Все вижу тебя во сне. Сегодня видел, что пришел тебя будить, а ты маленькая, но не такая как в детстве, а совсем незнакомая. И выходило как-то так, что это и ты, и твоя дочь… Скажи Андрюше, что как нарочно маленький поезд, который он так любил, с маленькими платформами теперь два раза в день пробегает мимо нас. Все возит куда-то рельсы. Поезд маленький, как Андрюша, он помнит. Называется — моторная дрезина.

Скорее бы ты переезжала! Теперь мне кажется, что именно это мешает мне жить спокойно на свете…».

Смерть Сталина Шварц воспринял без эмоций. Сужу об этом по нескольким проходным фразам, которые появились в его дневнике в эти дни: «5 марта. …Вчера, кончив писать, включил приемник и услышал: «Министр здравоохранения Третьяков. Начальник лечсанупра Кремля Куперин» — и далее множество фамилий академиков и профессоров-медиков. Я сразу понял, что дело неладно.

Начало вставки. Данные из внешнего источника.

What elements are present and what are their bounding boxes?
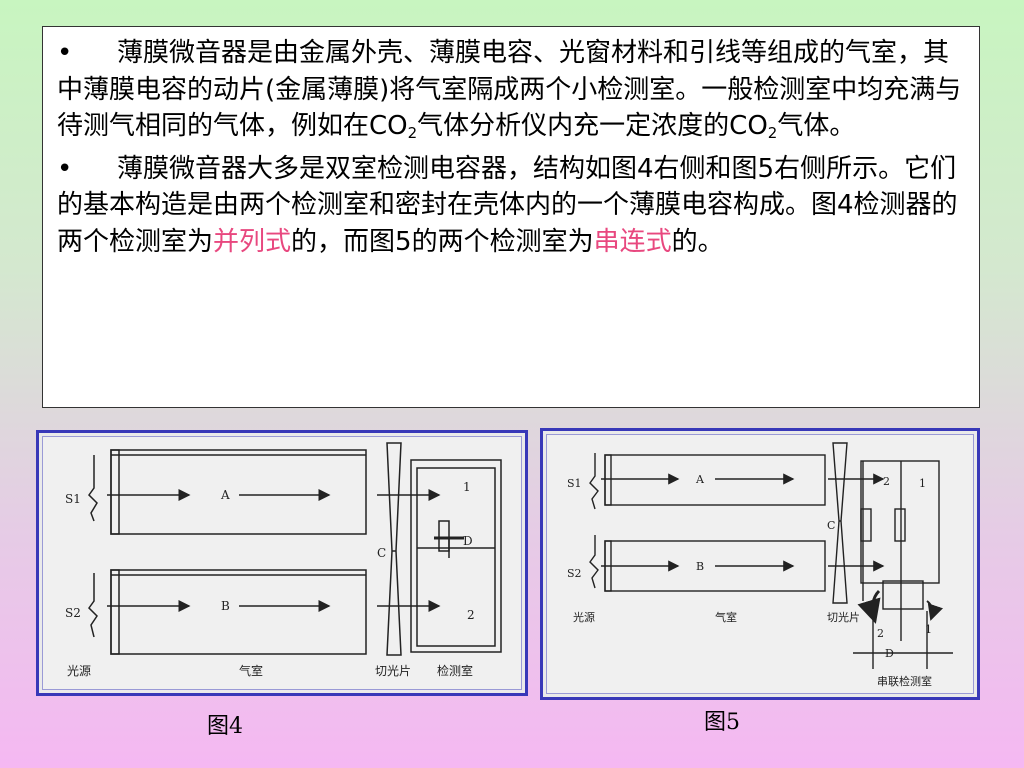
bullet-2: • [57, 153, 73, 184]
source-s2-zigzag [88, 573, 98, 638]
p2-highlight-parallel: 并列式 [213, 226, 292, 257]
p2-intro-text: 薄膜微音器大多是双室检测电容器，结构如图4右侧和图5右侧所示。它们的基本构造是由… [57, 153, 958, 257]
fig5-label-b: B [696, 560, 704, 573]
p1-subscript-2: 2 [767, 124, 778, 142]
chamber-a [110, 449, 367, 535]
fig4-label-c: C [377, 546, 386, 560]
fig5-label-light-source: 光源 [573, 610, 595, 624]
fig5-chopper-shape [832, 442, 848, 604]
p1-mid-text: 气体分析仪内充一定浓度的CO [417, 111, 768, 141]
figure-4-inner [42, 436, 522, 690]
fig4-label-s2: S2 [65, 606, 81, 620]
fig4-label-a: A [220, 488, 230, 502]
p2-end-text: 的。 [671, 226, 724, 257]
fig4-label-light-source: 光源 [67, 664, 91, 678]
fig5-label-d: D [885, 647, 894, 660]
fig4-label-s1: S1 [65, 492, 81, 506]
fig4-label-gas-chamber: 气室 [239, 663, 263, 678]
figure-5-diagram: S1 S2 A B C 2 1 2 1 D 光源 气室 切光片 串联检测室 [567, 442, 953, 688]
fig4-label-chopper: 切光片 [375, 664, 411, 678]
fig5-label-a: A [695, 473, 705, 486]
bullet-1: • [57, 38, 73, 68]
fig5-label-s1: S1 [567, 477, 582, 490]
source-s1-zigzag [88, 455, 98, 522]
fig5-label-1: 1 [919, 477, 926, 490]
fig5-label-s2: S2 [567, 567, 582, 580]
figure-4-caption: 图4 [207, 714, 243, 739]
fig4-label-1: 1 [463, 480, 471, 494]
chamber-b [110, 569, 367, 655]
fig5-label-c: C [827, 519, 835, 532]
chopper-shape [386, 442, 402, 656]
paragraph-1: •薄膜微音器是由金属外壳、薄膜电容、光窗材料和引线等组成的气室，其中薄膜电容的动… [57, 35, 969, 145]
p1-intro-text: 薄膜微音器是由金属外壳、薄膜电容、光窗材料和引线等组成的气室，其中薄膜电容的动片… [57, 38, 962, 141]
fig5-chamber-a [604, 454, 826, 506]
fig4-label-b: B [221, 599, 230, 613]
fig5-label-detector: 串联检测室 [877, 674, 932, 688]
figure-4: S1 S2 A B C D 1 2 光源 气室 切光片 检测室 [36, 430, 528, 696]
detector-box [410, 459, 502, 653]
fig5-label-chopper: 切光片 [827, 610, 860, 624]
figure-5-caption: 图5 [704, 710, 740, 735]
fig5-source-s1-zigzag [589, 453, 599, 510]
fig4-label-d: D [463, 534, 473, 548]
fig5-label-2: 2 [883, 475, 890, 488]
p2-highlight-series: 串连式 [593, 226, 672, 257]
fig5-label-1-lower: 1 [925, 623, 932, 636]
figure-5-inner [546, 434, 974, 694]
fig5-label-2-lower: 2 [877, 627, 884, 640]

А когда пришла газета, то выяснилось, что дело совсем печальное, — тяжело заболел Сталин… Сегодня бюллетень так же мрачен, как вчера…» И тут же, без паузы — продолжение воспоминаний: «Попробую продолжать работу над прозой…» «6 марта. Сегодня сообщили, что вчера скончался Сталин. Проснувшись, я выглянул в окно, увидел на магазине налево траурные флаги и понял, что произошло, а потом услышал радио…» И уже следующая фраза — «Возвращаюсь в двадцатые годы…».

— Мы, как никто, чувствовали ложь. Никого так не пытали ложью. Вот почему я так люблю Чехова, которого бог благословил всю жизнь говорить правду. Правдив Пушкин. А ложь бьет нас, и мы угадываем всех её пророков и предтечь…

«Мы» — это, скорее всего, те немногие советские писатели, старавшиеся тоже не изолгаться, как и сам Евгений Львович.

— Я так доволен, что могу рассказывать о ненавистных и любимых людях, что забросил пьесу… Рассказывая, я ни разу ничего не придумал, не сочинил, а если и ошибался, то нечаянно. Это наслаждение — писать с натуры, но не равнодушно, а свободно, — могло, вероятно, открыться мне и раньше, но я слишком уж боялся какого бы то ни было усилия. Неужели у меня не хватит времени воспользоваться новым умением? Надо начать работать, а не только наслаждаться работой. Я все избегаю черного труда, без которого не построишь ничего значительного…

Наконец, летом пятьдесят третьего года переезд Наташи с семьёй из Москвы состоялся.